Beverly R. Voloshin WF 71 will be a Fulbright Fellow at Al Quds University in the Occupied Palestinian Territories, spring semester 2020, teaching American Literature.

Amanda T. Boston TR ’15 was elected to serve on Brown University’s Board of Trustees.

Five Fellows from Citizens & Scholars programs were elected to the American Academy of Arts and Sciences in 2020: Alondra Nelson CEF 06, Daniel Porterfield MN 89, Winnifred Fallers Sullivan CN 92, Susan S. Wallace WF 59, Adela Louise Yarbro Collins WF 67.

Nine of this year’s Guggenheim Fellows are also Fellows from various Citizens & Scholars programs: Amy N. Burnett CN ’87, Sarah Buss MN ’83, Robert Ford Campany CN ’87, James T. Campbell CN ’86, Garth Richard Greenwell MN ’03, Susan M. Juster CN ’88, Vera Audrey Keller MN ’03, Bernadette A. Meyler MN ’95, and Kimberly K. Phillips-Fein MN ’98.

Four National Humanities Center 2020 Fellows are from the Citizens & Scholars network.

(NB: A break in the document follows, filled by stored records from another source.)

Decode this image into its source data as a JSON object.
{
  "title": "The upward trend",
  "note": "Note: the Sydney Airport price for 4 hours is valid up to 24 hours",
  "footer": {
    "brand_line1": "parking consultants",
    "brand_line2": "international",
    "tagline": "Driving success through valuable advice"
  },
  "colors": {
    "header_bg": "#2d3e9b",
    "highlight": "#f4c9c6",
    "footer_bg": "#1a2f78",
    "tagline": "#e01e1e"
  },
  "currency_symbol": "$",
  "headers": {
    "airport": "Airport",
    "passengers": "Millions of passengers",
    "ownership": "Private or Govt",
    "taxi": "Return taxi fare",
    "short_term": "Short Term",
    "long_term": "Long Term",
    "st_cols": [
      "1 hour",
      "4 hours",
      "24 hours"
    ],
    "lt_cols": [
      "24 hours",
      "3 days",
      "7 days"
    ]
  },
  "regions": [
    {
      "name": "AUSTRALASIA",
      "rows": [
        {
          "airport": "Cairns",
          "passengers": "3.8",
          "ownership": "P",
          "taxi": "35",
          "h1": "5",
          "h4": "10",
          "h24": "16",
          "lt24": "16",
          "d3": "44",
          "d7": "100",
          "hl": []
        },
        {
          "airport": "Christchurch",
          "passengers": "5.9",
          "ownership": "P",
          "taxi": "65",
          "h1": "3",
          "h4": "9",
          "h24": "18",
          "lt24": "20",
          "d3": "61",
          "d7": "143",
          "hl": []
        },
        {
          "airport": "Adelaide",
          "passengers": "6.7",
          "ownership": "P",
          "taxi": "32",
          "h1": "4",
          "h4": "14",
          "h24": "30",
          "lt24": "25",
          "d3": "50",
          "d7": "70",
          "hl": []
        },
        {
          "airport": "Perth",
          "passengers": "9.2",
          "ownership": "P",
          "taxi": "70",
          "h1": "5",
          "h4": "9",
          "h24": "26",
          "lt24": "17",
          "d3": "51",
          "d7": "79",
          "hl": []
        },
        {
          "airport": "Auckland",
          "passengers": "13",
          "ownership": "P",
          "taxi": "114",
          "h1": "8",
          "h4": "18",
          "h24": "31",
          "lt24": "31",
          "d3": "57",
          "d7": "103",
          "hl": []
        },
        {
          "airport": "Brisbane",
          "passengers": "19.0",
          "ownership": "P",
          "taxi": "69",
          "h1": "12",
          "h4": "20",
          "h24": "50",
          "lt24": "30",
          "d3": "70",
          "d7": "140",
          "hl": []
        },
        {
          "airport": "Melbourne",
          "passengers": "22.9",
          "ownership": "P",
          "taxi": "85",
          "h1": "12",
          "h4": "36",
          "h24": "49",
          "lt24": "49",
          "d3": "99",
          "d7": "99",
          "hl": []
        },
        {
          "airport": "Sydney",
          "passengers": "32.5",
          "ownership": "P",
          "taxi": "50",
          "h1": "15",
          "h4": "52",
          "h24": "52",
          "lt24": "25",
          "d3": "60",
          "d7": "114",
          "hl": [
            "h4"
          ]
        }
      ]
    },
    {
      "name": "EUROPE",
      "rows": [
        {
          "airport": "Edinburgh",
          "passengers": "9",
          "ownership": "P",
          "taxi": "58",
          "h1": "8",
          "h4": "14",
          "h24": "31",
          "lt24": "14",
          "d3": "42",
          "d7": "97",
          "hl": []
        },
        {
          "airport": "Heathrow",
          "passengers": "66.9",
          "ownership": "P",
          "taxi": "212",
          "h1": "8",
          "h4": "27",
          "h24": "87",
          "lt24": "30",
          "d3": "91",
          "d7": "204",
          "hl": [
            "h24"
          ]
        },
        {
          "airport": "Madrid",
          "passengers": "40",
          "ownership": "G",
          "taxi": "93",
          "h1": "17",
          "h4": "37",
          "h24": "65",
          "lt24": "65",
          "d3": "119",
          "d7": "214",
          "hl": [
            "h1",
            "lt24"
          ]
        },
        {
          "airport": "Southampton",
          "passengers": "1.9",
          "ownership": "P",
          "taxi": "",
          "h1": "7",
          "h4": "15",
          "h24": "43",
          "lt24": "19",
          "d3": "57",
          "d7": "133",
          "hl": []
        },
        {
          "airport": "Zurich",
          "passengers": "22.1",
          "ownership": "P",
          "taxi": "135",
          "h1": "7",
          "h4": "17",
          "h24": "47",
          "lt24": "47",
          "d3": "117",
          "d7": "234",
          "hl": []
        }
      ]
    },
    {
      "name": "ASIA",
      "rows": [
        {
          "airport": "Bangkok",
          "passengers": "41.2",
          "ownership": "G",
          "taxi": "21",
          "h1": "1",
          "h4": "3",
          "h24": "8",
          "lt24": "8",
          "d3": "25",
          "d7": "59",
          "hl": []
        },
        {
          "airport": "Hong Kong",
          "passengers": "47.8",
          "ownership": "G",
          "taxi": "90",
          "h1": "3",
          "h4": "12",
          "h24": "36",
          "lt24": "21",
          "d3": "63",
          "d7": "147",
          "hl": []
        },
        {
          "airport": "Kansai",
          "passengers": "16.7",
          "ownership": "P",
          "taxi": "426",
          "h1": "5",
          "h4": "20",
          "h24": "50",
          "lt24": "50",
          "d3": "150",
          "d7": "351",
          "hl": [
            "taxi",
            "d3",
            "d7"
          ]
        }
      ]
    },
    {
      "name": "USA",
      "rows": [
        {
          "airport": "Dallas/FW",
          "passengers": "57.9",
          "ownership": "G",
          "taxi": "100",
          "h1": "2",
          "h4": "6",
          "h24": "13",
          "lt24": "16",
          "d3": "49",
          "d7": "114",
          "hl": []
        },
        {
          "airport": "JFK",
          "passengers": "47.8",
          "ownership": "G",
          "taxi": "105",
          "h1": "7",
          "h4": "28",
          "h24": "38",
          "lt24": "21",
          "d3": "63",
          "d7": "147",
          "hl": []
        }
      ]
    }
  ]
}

Those Fellows are Alexis Pauline Gumbs MN ’04, Gregg Mitman CN ’86, Crystal R. Sanders MN ’05, MMUF TR ’08, and Molly Worthen MN ’05.

American Council of Learned Societies Fellows: Hannah Barker CN ’13, Nicole A. Burrowes CEF ’20, Elizabeth Ellis CEF ’20, Nell Gabiam CEF ’14, David L. Hoffmann MN ’83, Douglas Northrop MN ’91, Nicole Sackley MN ’96 CN ’02, Shelley Streeby MN ’87, and Lisa B. Thompson MN ’92.

Many of the Fellows supported and honored by these organizations come from “second generation” Citizens & Scholars programs—those that came after the original Woodrow Wilson Fellowships from 1945 to 1972. They include Career Enhancement Fellows (CEF), Andrew W. Mellon Fellows in Humanistic Studies (MN), and Newcombe Fellows (CN). This group of scholars represents today’s and tomorrow’s leaders in their fields. We are proud to have supported them at various stages of their careers.